Why she's interesting ... A writer for more than 30 years and publisher of 16 books, Springstubb is now finally receiving the accolades her clever prose deserves. Within the past year, she scored a two-book contract with her young-adult novel, What Happened on Fox Street, and earned two literary awards for her adult short fiction.
Success at 60 ... "It was like my career had almost come to an end then the foot went full to the floor on the accelerator. I felt like I had risen from the tomb."
Day job ... She's been a preschool teacher, a houseparent for troubled adolescents and (her words) a really bad waitress. "I'm not physically that strong, • and I had to carry three or four dinners at once on one of those trays. One time I slid all the dinners into a guy's lap. Fortunately, he was fairly drunk."
Where you'll find her ... Anyone who frequents the Coventry area may have seen Springstubb riding her bike or walking with a notepad and pen. "I hate cars. Now I use that time to think about what I'm working on. It's so productive for me." Come summer, you'll spot her at Cleveland Heights' Hampshire Road Garden, where she gets a plot each year.
Last summer's harvest ... White onions, beets, okra and black cherry heirloom tomatoes.

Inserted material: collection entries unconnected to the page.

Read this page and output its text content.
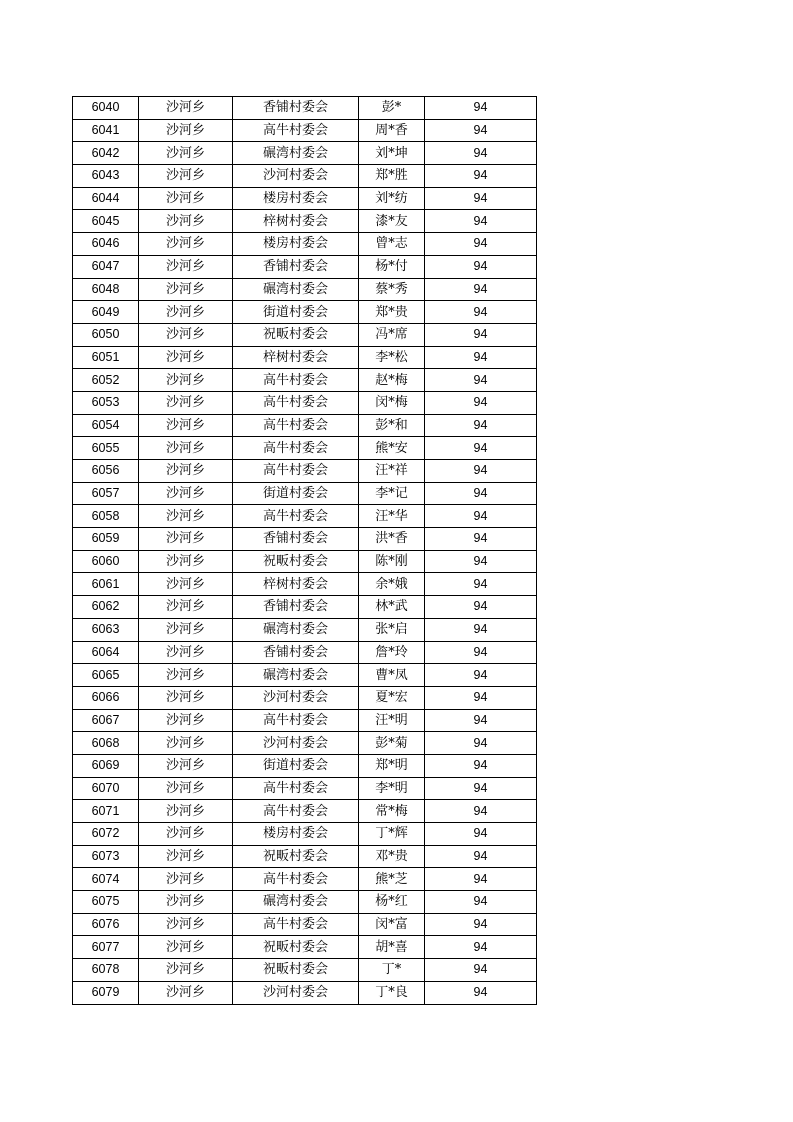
6040	沙河乡	香铺村委会	彭*	94
6041	沙河乡	高牛村委会	周*香	94
6042	沙河乡	碾湾村委会	刘*坤	94
6043	沙河乡	沙河村委会	郑*胜	94
6044	沙河乡	楼房村委会	刘*纺	94
6045	沙河乡	梓树村委会	漆*友	94
6046	沙河乡	楼房村委会	曾*志	94
6047	沙河乡	香铺村委会	杨*付	94
6048	沙河乡	碾湾村委会	蔡*秀	94
6049	沙河乡	街道村委会	郑*贵	94
6050	沙河乡	祝畈村委会	冯*席	94
6051	沙河乡	梓树村委会	李*松	94
6052	沙河乡	高牛村委会	赵*梅	94
6053	沙河乡	高牛村委会	闵*梅	94
6054	沙河乡	高牛村委会	彭*和	94
6055	沙河乡	高牛村委会	熊*安	94
6056	沙河乡	高牛村委会	汪*祥	94
6057	沙河乡	街道村委会	李*记	94
6058	沙河乡	高牛村委会	汪*华	94
6059	沙河乡	香铺村委会	洪*香	94
6060	沙河乡	祝畈村委会	陈*刚	94
6061	沙河乡	梓树村委会	余*娥	94
6062	沙河乡	香铺村委会	林*武	94
6063	沙河乡	碾湾村委会	张*启	94
6064	沙河乡	香铺村委会	詹*玲	94
6065	沙河乡	碾湾村委会	曹*凤	94
6066	沙河乡	沙河村委会	夏*宏	94
6067	沙河乡	高牛村委会	汪*明	94
6068	沙河乡	沙河村委会	彭*菊	94
6069	沙河乡	街道村委会	郑*明	94
6070	沙河乡	高牛村委会	李*明	94
6071	沙河乡	高牛村委会	常*梅	94
6072	沙河乡	楼房村委会	丁*辉	94
6073	沙河乡	祝畈村委会	邓*贵	94
6074	沙河乡	高牛村委会	熊*芝	94
6075	沙河乡	碾湾村委会	杨*红	94
6076	沙河乡	高牛村委会	闵*富	94
6077	沙河乡	祝畈村委会	胡*喜	94
6078	沙河乡	祝畈村委会	丁*	94
6079	沙河乡	沙河村委会	丁*良	94
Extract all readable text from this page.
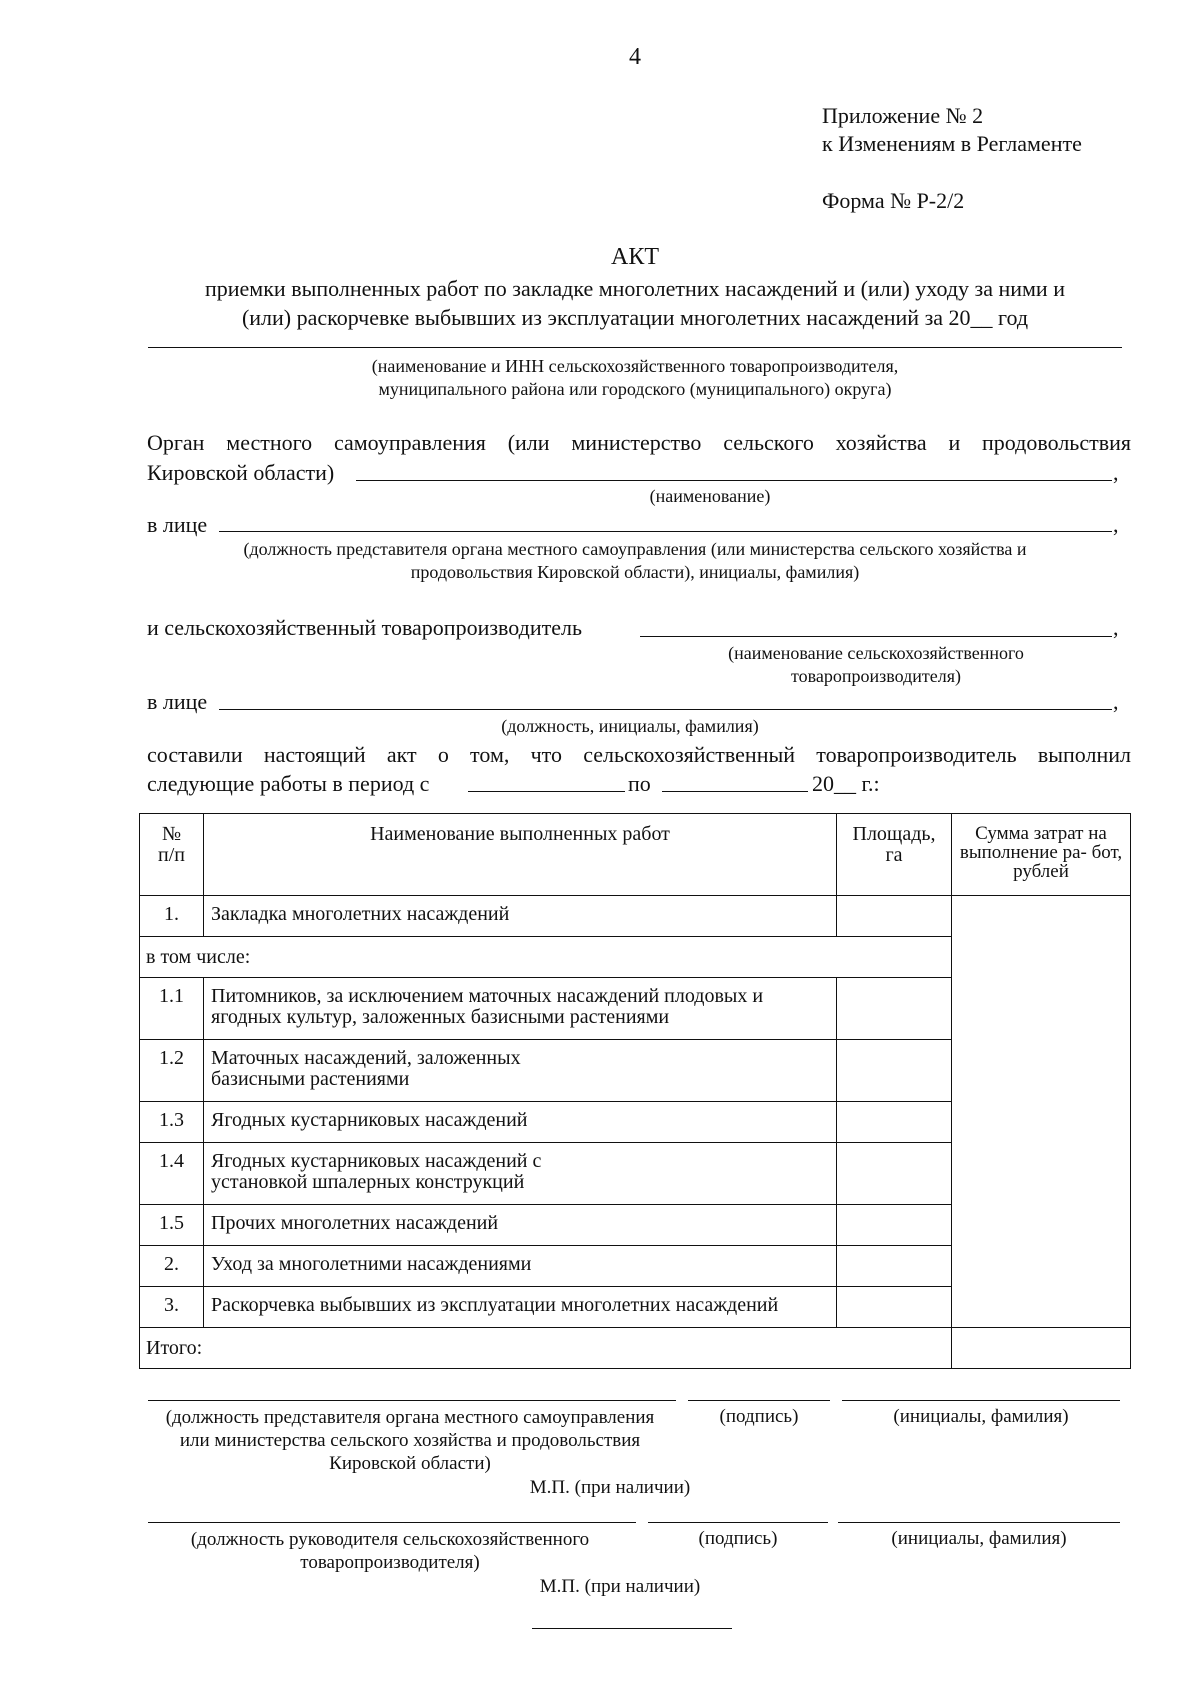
4
Приложение № 2
к Изменениям в Регламенте
Форма № Р-2/2
АКТ
приемки выполненных работ по закладке многолетних насаждений и (или) уходу за ними и
(или) раскорчевке выбывших из эксплуатации многолетних насаждений за 20__ год
(наименование и ИНН сельскохозяйственного товаропроизводителя,
муниципального района или городского (муниципального) округа)
Орган местного самоуправления (или министерство сельского хозяйства и продовольствия
Кировской области)	,
(наименование)
в лице	,
(должность представителя органа местного самоуправления (или министерства сельского хозяйства и
продовольствия Кировской области), инициалы, фамилия)
и сельскохозяйственный товаропроизводитель	,
(наименование сельскохозяйственного
товаропроизводителя)
в лице	,
(должность, инициалы, фамилия)
составили настоящий акт о том, что сельскохозяйственный товаропроизводитель выполнил
следующие работы в период с	по	20__ г.:
№ п/п	Наименование выполненных работ	Площадь, га	Сумма затрат на выполнение ра- бот, рублей
1.	Закладка многолетних насаждений		
в том числе:			
1.1	Питомников, за исключением маточных насаждений плодовых и ягодных культур, заложенных базисными растениями		
1.2	Маточных насаждений, заложенных базисными растениями		
1.3	Ягодных кустарниковых насаждений		
1.4	Ягодных кустарниковых насаждений с установкой шпалерных конструкций		
1.5	Прочих многолетних насаждений		
2.	Уход за многолетними насаждениями		
3.	Раскорчевка выбывших из эксплуатации многолетних насаждений		
Итого:			
(должность представителя органа местного самоуправления
или министерства сельского хозяйства и продовольствия
Кировской области)
(подпись)	(инициалы, фамилия)
М.П. (при наличии)
(должность руководителя сельскохозяйственного
товаропроизводителя)
(подпись)	(инициалы, фамилия)
М.П. (при наличии)
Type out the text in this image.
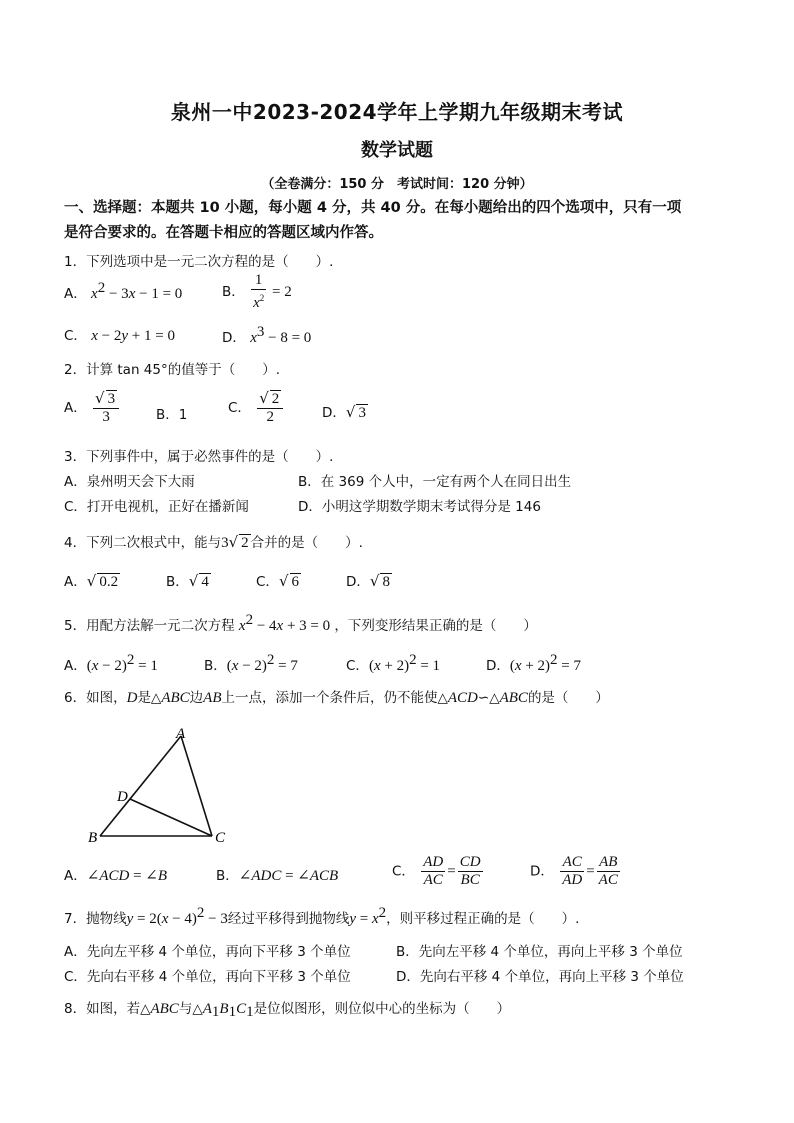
泉州一中2023-2024学年上学期九年级期末考试
数学试题
（全卷满分：150 分　考试时间：120 分钟）
一、选择题：本题共 10 小题，每小题 4 分，共 40 分。在每小题给出的四个选项中，只有一项
是符合要求的。在答题卡相应的答题区域内作答。
1．下列选项中是一元二次方程的是（　　）.
A． $x^2 - 3x - 1 = 0$	B． $\frac{1}{x^2} = 2$
C． x − 2y + 1 = 0	D． $x^3 - 8 = 0$
2．计算 tan 45°的值等于（　　）.
A． $\frac{√ 3}{3}$	B．1	C． $\frac{√ 2}{2}$	D．√ 3
3．下列事件中，属于必然事件的是（　　）.
A．泉州明天会下大雨	B．在 369 个人中，一定有两个人在同日出生
C．打开电视机，正好在播新闻	D．小明这学期数学期末考试得分是 146
4．下列二次根式中，能与3√ 2 合并的是（　　）.
A．√ 0.2	B．√ 4	C．√ 6	D．√ 8
5．用配方法解一元二次方程 $x^2 - 4x + 3 = 0$ ，下列变形结果正确的是（　　）
A．$(x - 2)^2 = 1$	B．$(x - 2)^2 = 7$	C．$(x + 2)^2 = 1$	D．$(x + 2)^2 = 7$
6．如图，D是△ABC边AB上一点，添加一个条件后，仍不能使△ACD∽△ABC的是（　　）
A
B	C
D
A．∠ACD = ∠B	B．∠ADC = ∠ACB	C． $\frac{AD}{AC} = \frac{CD}{BC}$	D． $\frac{AC}{AD} = \frac{AB}{AC}$
7．抛物线$y = 2(x - 4)^2 - 3$经过平移得到抛物线$y = x^2$，则平移过程正确的是（　　）.
A．先向左平移 4 个单位，再向下平移 3 个单位	B．先向左平移 4 个单位，再向上平移 3 个单位
C．先向右平移 4 个单位，再向下平移 3 个单位	D．先向右平移 4 个单位，再向上平移 3 个单位
8．如图，若△ABC与$\triangle A_1B_1C_1$是位似图形，则位似中心的坐标为（　　）
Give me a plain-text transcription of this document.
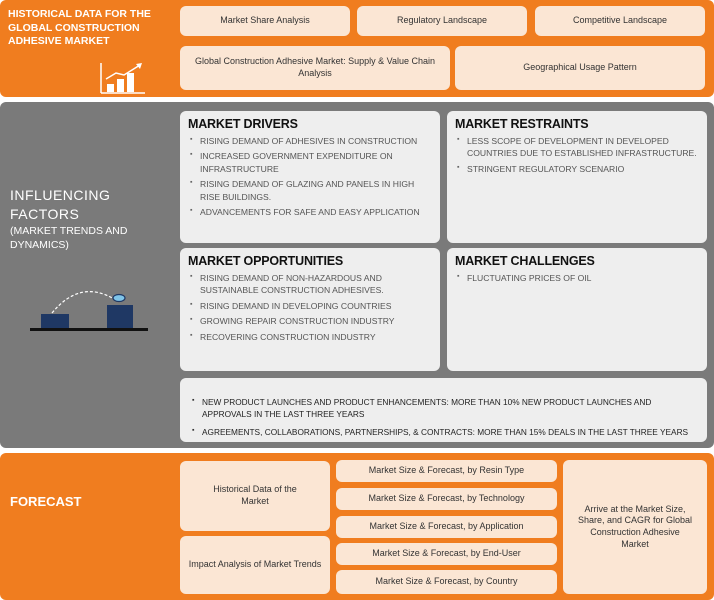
HISTORICAL DATA FOR THE GLOBAL CONSTRUCTION ADHESIVE MARKET
Market Share Analysis	Regulatory Landscape	Competitive Landscape
Global Construction Adhesive Market: Supply & Value Chain Analysis
Geographical Usage Pattern
INFLUENCING FACTORS
(MARKET TRENDS AND DYNAMICS)
MARKET DRIVERS
▪ RISING DEMAND OF ADHESIVES IN CONSTRUCTION
▪ INCREASED GOVERNMENT EXPENDITURE ON INFRASTRUCTURE
▪ RISING DEMAND OF GLAZING AND PANELS IN HIGH RISE BUILDINGS.
▪ ADVANCEMENTS FOR SAFE AND EASY APPLICATION
MARKET RESTRAINTS
▪ LESS SCOPE OF DEVELOPMENT IN DEVELOPED COUNTRIES DUE TO ESTABLISHED INFRASTRUCTURE.
▪ STRINGENT REGULATORY SCENARIO
MARKET OPPORTUNITIES
▪ RISING DEMAND OF NON-HAZARDOUS AND SUSTAINABLE CONSTRUCTION ADHESIVES.
▪ RISING DEMAND IN DEVELOPING COUNTRIES
▪ GROWING REPAIR CONSTRUCTION INDUSTRY
▪ RECOVERING CONSTRUCTION INDUSTRY
MARKET CHALLENGES
▪ FLUCTUATING PRICES OF OIL
▪ NEW PRODUCT LAUNCHES AND PRODUCT ENHANCEMENTS: MORE THAN 10% NEW PRODUCT LAUNCHES AND APPROVALS IN THE LAST THREE YEARS
▪ AGREEMENTS, COLLABORATIONS, PARTNERSHIPS, & CONTRACTS: MORE THAN 15% DEALS IN THE LAST THREE YEARS
FORECAST
Historical Data of the Market
Impact Analysis of Market Trends
Market Size & Forecast, by Resin Type
Market Size & Forecast, by Technology
Market Size & Forecast, by Application
Market Size & Forecast, by End-User
Market Size & Forecast, by Country
Arrive at the Market Size, Share, and CAGR for Global Construction Adhesive Market
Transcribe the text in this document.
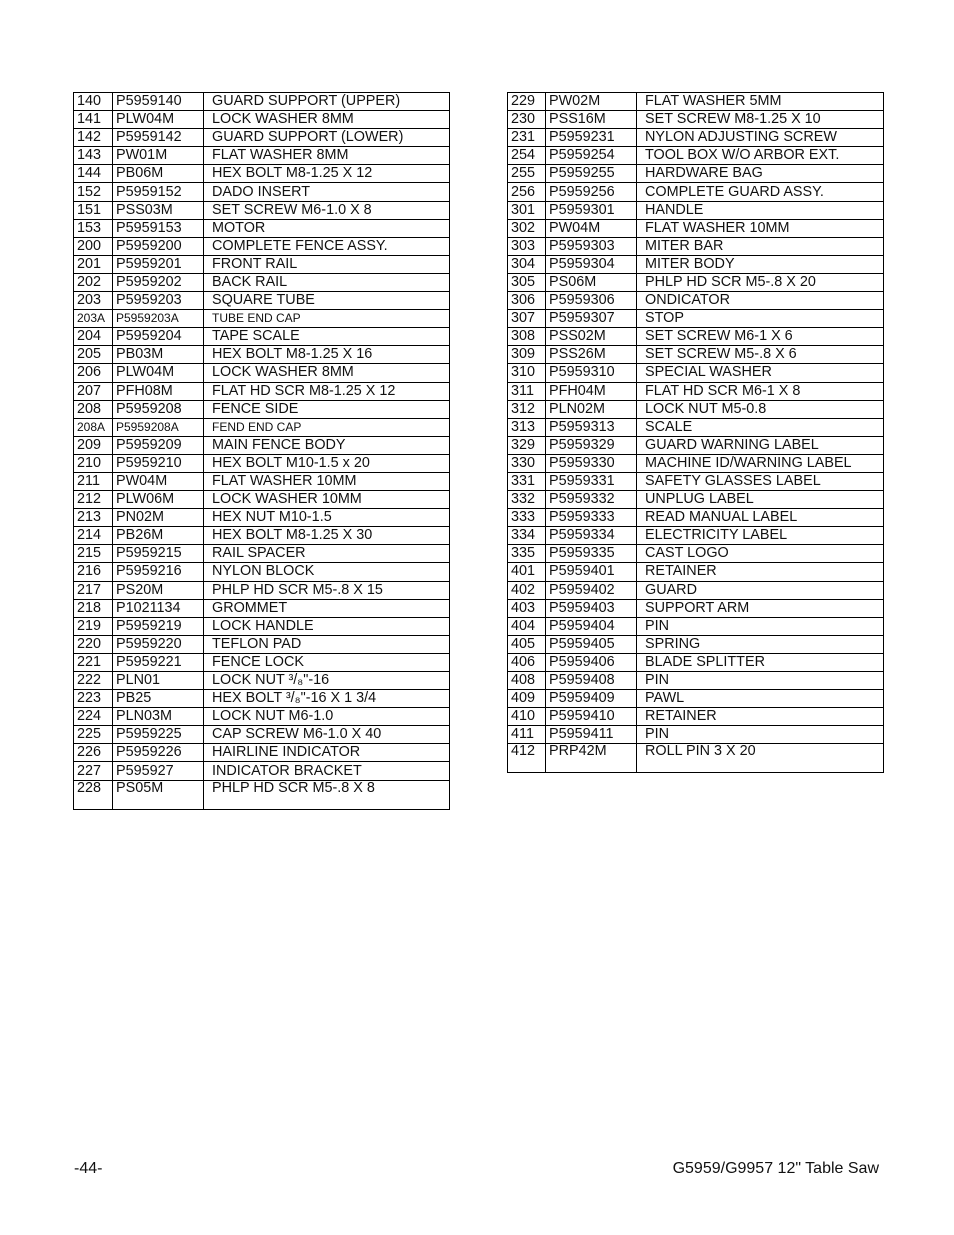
140	P5959140	GUARD SUPPORT (UPPER)
141	PLW04M	LOCK WASHER 8MM
142	P5959142	GUARD SUPPORT (LOWER)
143	PW01M	FLAT WASHER 8MM
144	PB06M	HEX BOLT M8-1.25 X 12
152	P5959152	DADO INSERT
151	PSS03M	SET SCREW M6-1.0 X 8
153	P5959153	MOTOR
200	P5959200	COMPLETE FENCE ASSY.
201	P5959201	FRONT RAIL
202	P5959202	BACK RAIL
203	P5959203	SQUARE TUBE
203A	P5959203A	TUBE END CAP
204	P5959204	TAPE SCALE
205	PB03M	HEX BOLT M8-1.25 X 16
206	PLW04M	LOCK WASHER 8MM
207	PFH08M	FLAT HD SCR M8-1.25 X 12
208	P5959208	FENCE SIDE
208A	P5959208A	FEND END CAP
209	P5959209	MAIN FENCE BODY
210	P5959210	HEX BOLT M10-1.5 x 20
211	PW04M	FLAT WASHER 10MM
212	PLW06M	LOCK WASHER 10MM
213	PN02M	HEX NUT M10-1.5
214	PB26M	HEX BOLT M8-1.25 X 30
215	P5959215	RAIL SPACER
216	P5959216	NYLON BLOCK
217	PS20M	PHLP HD SCR M5-.8 X 15
218	P1021134	GROMMET
219	P5959219	LOCK HANDLE
220	P5959220	TEFLON PAD
221	P5959221	FENCE LOCK
222	PLN01	LOCK NUT ³/₈"-16
223	PB25	HEX BOLT ³/₈"-16 X 1 3/4
224	PLN03M	LOCK NUT M6-1.0
225	P5959225	CAP SCREW M6-1.0 X 40
226	P5959226	HAIRLINE INDICATOR
227	P595927	INDICATOR BRACKET
228	PS05M	PHLP HD SCR M5-.8 X 8
229	PW02M	FLAT WASHER 5MM
230	PSS16M	SET SCREW M8-1.25 X 10
231	P5959231	NYLON ADJUSTING SCREW
254	P5959254	TOOL BOX W/O ARBOR EXT.
255	P5959255	HARDWARE BAG
256	P5959256	COMPLETE GUARD ASSY.
301	P5959301	HANDLE
302	PW04M	FLAT WASHER 10MM
303	P5959303	MITER BAR
304	P5959304	MITER BODY
305	PS06M	PHLP HD SCR M5-.8 X 20
306	P5959306	ONDICATOR
307	P5959307	STOP
308	PSS02M	SET SCREW M6-1 X 6
309	PSS26M	SET SCREW M5-.8 X 6
310	P5959310	SPECIAL WASHER
311	PFH04M	FLAT HD SCR M6-1 X 8
312	PLN02M	LOCK NUT M5-0.8
313	P5959313	SCALE
329	P5959329	GUARD WARNING LABEL
330	P5959330	MACHINE ID/WARNING LABEL
331	P5959331	SAFETY GLASSES LABEL
332	P5959332	UNPLUG LABEL
333	P5959333	READ MANUAL LABEL
334	P5959334	ELECTRICITY LABEL
335	P5959335	CAST LOGO
401	P5959401	RETAINER
402	P5959402	GUARD
403	P5959403	SUPPORT ARM
404	P5959404	PIN
405	P5959405	SPRING
406	P5959406	BLADE SPLITTER
408	P5959408	PIN
409	P5959409	PAWL
410	P5959410	RETAINER
411	P5959411	PIN
412	PRP42M	ROLL PIN 3 X 20
-44-	G5959/G9957 12" Table Saw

Torn from the headlines ... Inspiration for Fox Street's plot came from the 2002 eminent domain case that threatened to replace homes in Lakewood's west end — which, like Fox Street, dead-ends overlooking the Metroparks — with upscale condos and retail. Homeowners fought back and won. The person who led the effort told Springstubb she had spotted a fox near her property, something the book's protagonist, Mo Wren, longs to see on Fox Street. "It seemed like it was meant to be."